A retrospective cohort study analyzed 381 patients from 2 myocardial infarction (MI) trials who had been assessed for depressive symptoms and severity.4 Researchers matched 254 subjects taking beta blockers during hospitalization for MI with 127 subjects not taking beta blockers. Patients in the study were well balanced on multiple baseline characteristics, including demographics, history of depression, and left ventricular ejection fraction, although those who did not take beta blockers had a significantly higher incidence of chronic obstructive pulmonary disease, digoxin use, and pre-MI beta-blocker use. Researchers assessed depressive symptoms using the Beck Depression Inventory (BDI) at baseline and 3, 6, and 12 months post-MI and identified patients with depression using a Composite International Diagnostic Interview. They found no statistically significant difference in BDI scores between beta-blockers users and nonusers at discharge and at 3, 6, and 12 months post-MI after accounting for potential confounding factors, including:
- contraindications for beta-blocker use (other than history of depression)

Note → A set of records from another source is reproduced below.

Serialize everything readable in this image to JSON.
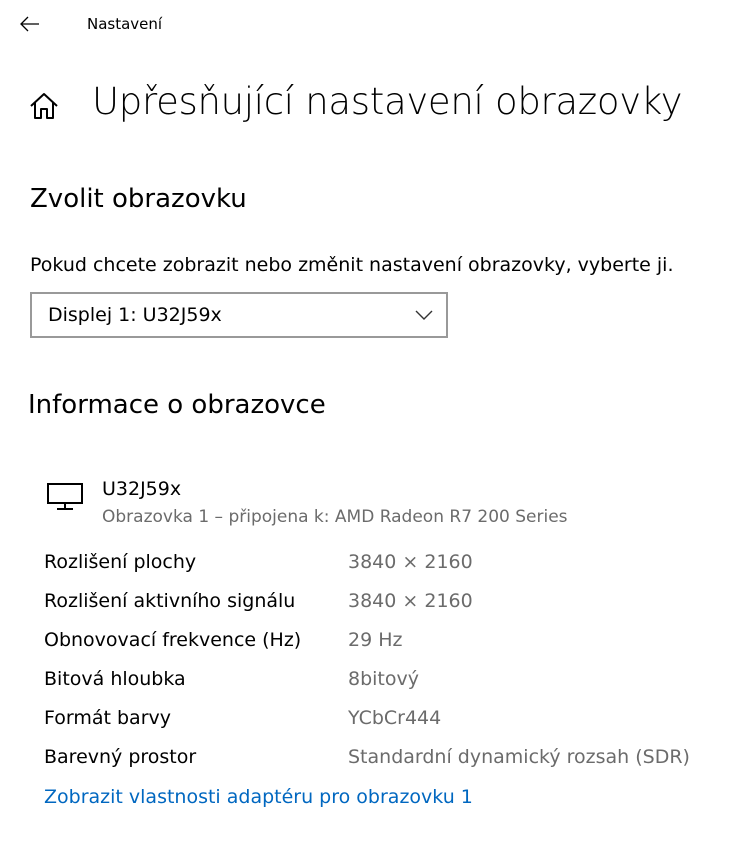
{
  "window": {
    "title": "Nastavení"
  },
  "page": {
    "title": "Upřesňující nastavení obrazovky"
  },
  "select_display": {
    "heading": "Zvolit obrazovku",
    "description": "Pokud chcete zobrazit nebo změnit nastavení obrazovky, vyberte ji.",
    "dropdown_value": "Displej 1: U32J59x"
  },
  "display_info": {
    "heading": "Informace o obrazovce",
    "name": "U32J59x",
    "subtitle": "Obrazovka 1 – připojena k: AMD Radeon R7 200 Series",
    "rows": [
      {
        "label": "Rozlišení plochy",
        "value": "3840 × 2160"
      },
      {
        "label": "Rozlišení aktivního signálu",
        "value": "3840 × 2160"
      },
      {
        "label": "Obnovovací frekvence (Hz)",
        "value": "29 Hz"
      },
      {
        "label": "Bitová hloubka",
        "value": "8bitový"
      },
      {
        "label": "Formát barvy",
        "value": "YCbCr444"
      },
      {
        "label": "Barevný prostor",
        "value": "Standardní dynamický rozsah (SDR)"
      }
    ],
    "adapter_link": "Zobrazit vlastnosti adaptéru pro obrazovku 1"
  },
  "icons": {
    "back": "back-arrow-icon",
    "home": "home-icon",
    "chevron": "chevron-down-icon",
    "monitor": "monitor-icon"
  },
  "colors": {
    "link": "#0067c0",
    "secondary_text": "#6b6b6b",
    "dropdown_border": "#999999"
  }
}
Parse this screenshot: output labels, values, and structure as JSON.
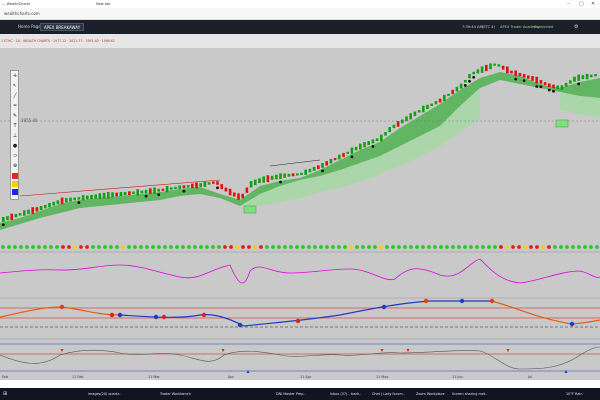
{
  "browser": {
    "tabs": [
      "— WealthCharts",
      "New tab"
    ],
    "url": "wealthcharts.com"
  },
  "app": {
    "left_tab": "Home Page",
    "active_tab": "APEX BREAKAWAY",
    "time": "7:39:44 AM",
    "ticker": "(ETC 4)",
    "status_badge": "APEX Trader Academy",
    "status_text": "Connected"
  },
  "toolbar": {
    "info": "1 ETHC · 1D · WEALTH CHARTS · 1977.12 · 2021.37 · 1955.40 · 1998.62"
  },
  "chart": {
    "band_color": "#3fae3f",
    "up_color": "#10a010",
    "down_color": "#e01010",
    "price_level_label": "1955.40"
  },
  "x_axis": {
    "labels": [
      "Feb",
      "11 Feb",
      "11 Mar",
      "Apr",
      "11 Apr",
      "11 May",
      "11 Jun",
      "Jul"
    ]
  },
  "taskbar": {
    "items": [
      "images(20) quartz..",
      "Trader Workbench",
      "DNI Master Prep..",
      "Inbox (37) - tradr..",
      "Chat | Lady forum..",
      "Zoom Workplace",
      "Screen sharing met.."
    ],
    "clock": "10°F  Rain"
  }
}
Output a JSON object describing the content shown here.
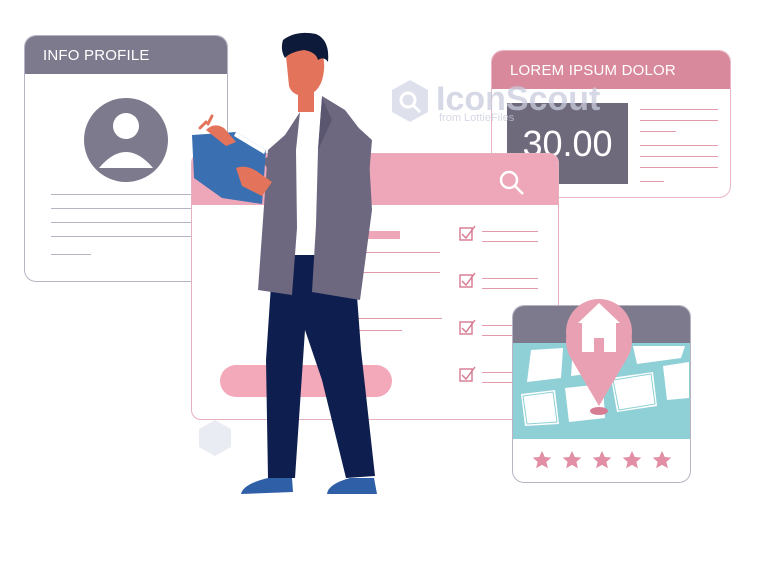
{
  "profile_card": {
    "title": "INFO PROFILE",
    "header_color": "#7e7a8e",
    "avatar_color": "#7e7a8e"
  },
  "price_card": {
    "title": "LOREM IPSUM DOLOR",
    "value": "30.00",
    "header_color": "#d9899c",
    "value_box_color": "#6e6a7c"
  },
  "form_card": {
    "header_color": "#eea7b8",
    "icon": "search-icon",
    "checkbox_icon": "checked-box-icon",
    "checklist_count_visible": 4,
    "button_color": "#f4a9ba"
  },
  "map_card": {
    "header_color": "#7e7a8e",
    "pin_color": "#e9a0b2",
    "icon": "home-icon",
    "rating": 5,
    "rating_max": 5,
    "star_color": "#e28ea4"
  },
  "watermark": {
    "brand": "IconScout",
    "tagline": "from LottieFiles"
  },
  "person": {
    "jacket_color": "#6d6780",
    "pants_color": "#0e1f4f",
    "skin_color": "#e3735a",
    "hair_color": "#0d1a3a",
    "shoes_color": "#2f5fa7",
    "book_color": "#3a6fb2"
  }
}
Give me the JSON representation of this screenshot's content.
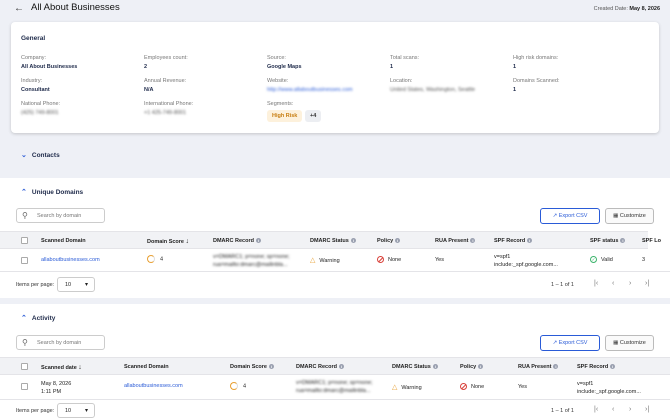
{
  "header": {
    "back_icon": "arrow-left-icon",
    "title": "All About Businesses",
    "created_label": "Created Date:",
    "created_value": "May 8, 2026"
  },
  "general": {
    "title": "General",
    "company": {
      "label": "Company:",
      "value": "All About Businesses"
    },
    "employees": {
      "label": "Employees count:",
      "value": "2"
    },
    "source": {
      "label": "Source:",
      "value": "Google Maps"
    },
    "total_scans": {
      "label": "Total scans:",
      "value": "1"
    },
    "high_risk_domains": {
      "label": "High risk domains:",
      "value": "1"
    },
    "industry": {
      "label": "Industry:",
      "value": "Consultant"
    },
    "annual_revenue": {
      "label": "Annual Revenue:",
      "value": "N/A"
    },
    "website": {
      "label": "Website:",
      "value": "http://www.allaboutbusinesses.com"
    },
    "location": {
      "label": "Location:",
      "value": "United States, Washington, Seattle"
    },
    "domains_scanned": {
      "label": "Domains Scanned:",
      "value": "1"
    },
    "national_phone": {
      "label": "National Phone:",
      "value": "(425) 749-8001"
    },
    "international_phone": {
      "label": "International Phone:",
      "value": "+1 425-749-8001"
    },
    "segments": {
      "label": "Segments:",
      "chip": "High Risk",
      "more": "+4"
    }
  },
  "contacts": {
    "title": "Contacts"
  },
  "unique_domains": {
    "title": "Unique Domains",
    "search_placeholder": "Search by domain",
    "export_label": "Export CSV",
    "customize_label": "Customize",
    "columns": [
      "Scanned Domain",
      "Domain Score",
      "DMARC Record",
      "DMARC Status",
      "Policy",
      "RUA Present",
      "SPF Record",
      "SPF status",
      "SPF Lo"
    ],
    "row": {
      "domain": "allaboutbusinesses.com",
      "score": "4",
      "dmarc_record_1": "v=DMARC1; p=none; sp=none;",
      "dmarc_record_2": "rua=mailto:dmarc@mailinbla...",
      "dmarc_status": "Warning",
      "policy": "None",
      "rua": "Yes",
      "spf_record_1": "v=spf1",
      "spf_record_2": "include:_spf.google.com...",
      "spf_status": "Valid",
      "spf_lookups": "3"
    },
    "items_per_page_label": "Items per page:",
    "items_per_page": "10",
    "range": "1 – 1 of 1"
  },
  "activity": {
    "title": "Activity",
    "search_placeholder": "Search by domain",
    "export_label": "Export CSV",
    "customize_label": "Customize",
    "columns": [
      "Scanned date",
      "Scanned Domain",
      "Domain Score",
      "DMARC Record",
      "DMARC Status",
      "Policy",
      "RUA Present",
      "SPF Record"
    ],
    "row": {
      "date": "May 8, 2026",
      "time": "1:11 PM",
      "domain": "allaboutbusinesses.com",
      "score": "4",
      "dmarc_record_1": "v=DMARC1; p=none; sp=none;",
      "dmarc_record_2": "rua=mailto:dmarc@mailinbla...",
      "dmarc_status": "Warning",
      "policy": "None",
      "rua": "Yes",
      "spf_record_1": "v=spf1",
      "spf_record_2": "include:_spf.google.com..."
    },
    "items_per_page_label": "Items per page:",
    "items_per_page": "10",
    "range": "1 – 1 of 1"
  },
  "colors": {
    "accent": "#2a5bd7",
    "warning": "#e8a033",
    "danger": "#d9413a",
    "success": "#3bb46b",
    "chip_bg": "#fdf1dc"
  }
}
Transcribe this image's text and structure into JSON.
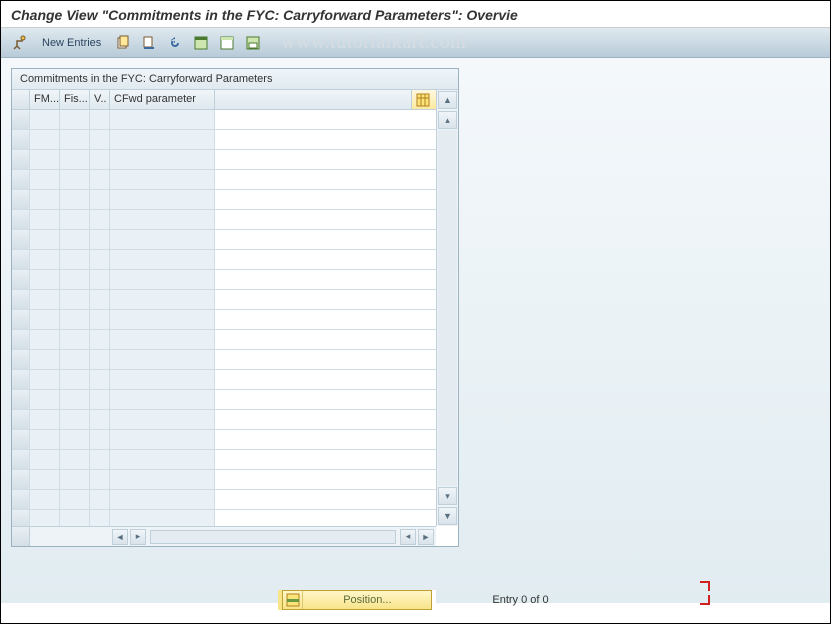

- indicators and risk factors for cardiac disease
- baseline depressive symptoms
- benzodiazepine use.
In fact, after controlling for baseline depression, researchers found that beta-blocker users demonstrated significantly lower BDI scores 3 months post-MI than nonusers. Based on these results, the authors concluded that clinicians should not be deterred from prescribing beta blockers because the drugs’ benefit in reducing morbidity and mortality in cardiovascular disease greatly outweighs the risk—if any—of new-onset depression associated with beta-blocker use.
Two additional studies reported no significant difference in the incidence of depression between patients who received beta blockers and those who received other antihypertensives or placebo.5,6 Future studies assessing depression among subjects randomized to beta blockers vs placebo would be helpful, though withholding beta blockers in some cardiac conditions is not justifiable, and such studies may not be feasible.
Treatment for psychiatric patients
Evidence supports beta-blocker use in coronary artery disease and congestive heart failure. Although patients with these conditions are at increased risk for developing depression,7 there is little evidence that their risk will be further increased by adding beta blockers (Table),3-6 Although patients taking beta blockers report a higher incidence of fatigue and sexual side effects—which could be interpreted as related to depression—studies do not support an association between these medications and depression. As with any medication, initiate beta-blocker therapy with the lowest possible dose and titrate slowly to minimize side effects. Any patient who develops signs and symptoms of major depression should be thoroughly evaluated and treated with appropriate psychotherapy, psychotropics, and careful monitoring.